SSL decryption on Cisco Ironport & Firefox CA management

If you decide to terminate SSL on your proxy (such as Cisco Ironport, for instance) to check your traffic for viruses and/or DLP puposes (which I highly recommend otherwise you do leave a huge hole in your security perimeter) you will face a need to distribute Ironport’s self signed certificate within your organization. It is not a problem for IE and Chrome where you can simply roll the certificate out using AD Group Policy but if you’re using Firefox you have a problem.

These guys do not bother to include any management tools to maintain their lovely browser (no sarcasm – it’s realy good :)) in enterprise. Moreover they decided to be clever and implemented they own CA management. Long story short you need to use their own certutil.exe from NSS package to automate certificate rollout. Bad news is that they do not provide binaries and suggest you to compile your own ones!
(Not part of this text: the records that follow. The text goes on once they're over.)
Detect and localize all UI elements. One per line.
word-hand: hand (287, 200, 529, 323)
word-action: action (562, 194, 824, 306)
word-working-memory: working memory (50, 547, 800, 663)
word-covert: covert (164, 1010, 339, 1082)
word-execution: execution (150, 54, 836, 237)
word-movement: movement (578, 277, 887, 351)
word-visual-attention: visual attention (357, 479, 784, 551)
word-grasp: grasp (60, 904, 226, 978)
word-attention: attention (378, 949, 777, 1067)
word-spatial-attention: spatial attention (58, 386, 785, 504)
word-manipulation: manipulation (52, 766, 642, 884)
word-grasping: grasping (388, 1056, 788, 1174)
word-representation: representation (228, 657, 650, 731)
Clever move… why?!..

Alternatively, if you want to make your life simpler and do not care about certificates your users might have already installed in their Firefoxes you may simply import the certificate on one machine and then distribute  resulting cert8.db (overwriting those already installed).

  1. rkl
    May 17, 2012 at 8:03 pm

    There is a good reason to not supply such management tools. SSL is only as secure as its root certificate store. Once you compromise it, as you are advocating here, the security provided by SSL and your browser is meaningless. Consider the implications of importing this cert: you are now allowing spoofed certificates to masquerade as legitimate ones. There is no differentiation to the end user without reviewing the entire certificate chain.

    • May 28, 2012 at 1:33 pm

      I see what you mean and agree with importance of trusted root certificates but following your logic it, perhaps, would not be a bad idea at all to get rid of Active Directory and group policies then?

      When someone is trying to compete on the enterprise market (say Firefox vs IE) it is vital to match competitors on management front as well. As I personally do not have time to manually import a certificate on 600 desktops I will never deploy Firefox in my company as a primary browser…

      Also, the IronPort as many other proxy servers, does not blindly re-encrypt all data regardless of the original certificate of a web site. Administrator is able to define what to do with certificates which have expired, do not match the host name or have other problems. So security is not just not weaker but it is even stronger as you are able to enforce the policy with regard to invalid certificate handling and not simply rely on sensibility of a user who may simply add another exception in their Firefox (regardless informational safety of the website).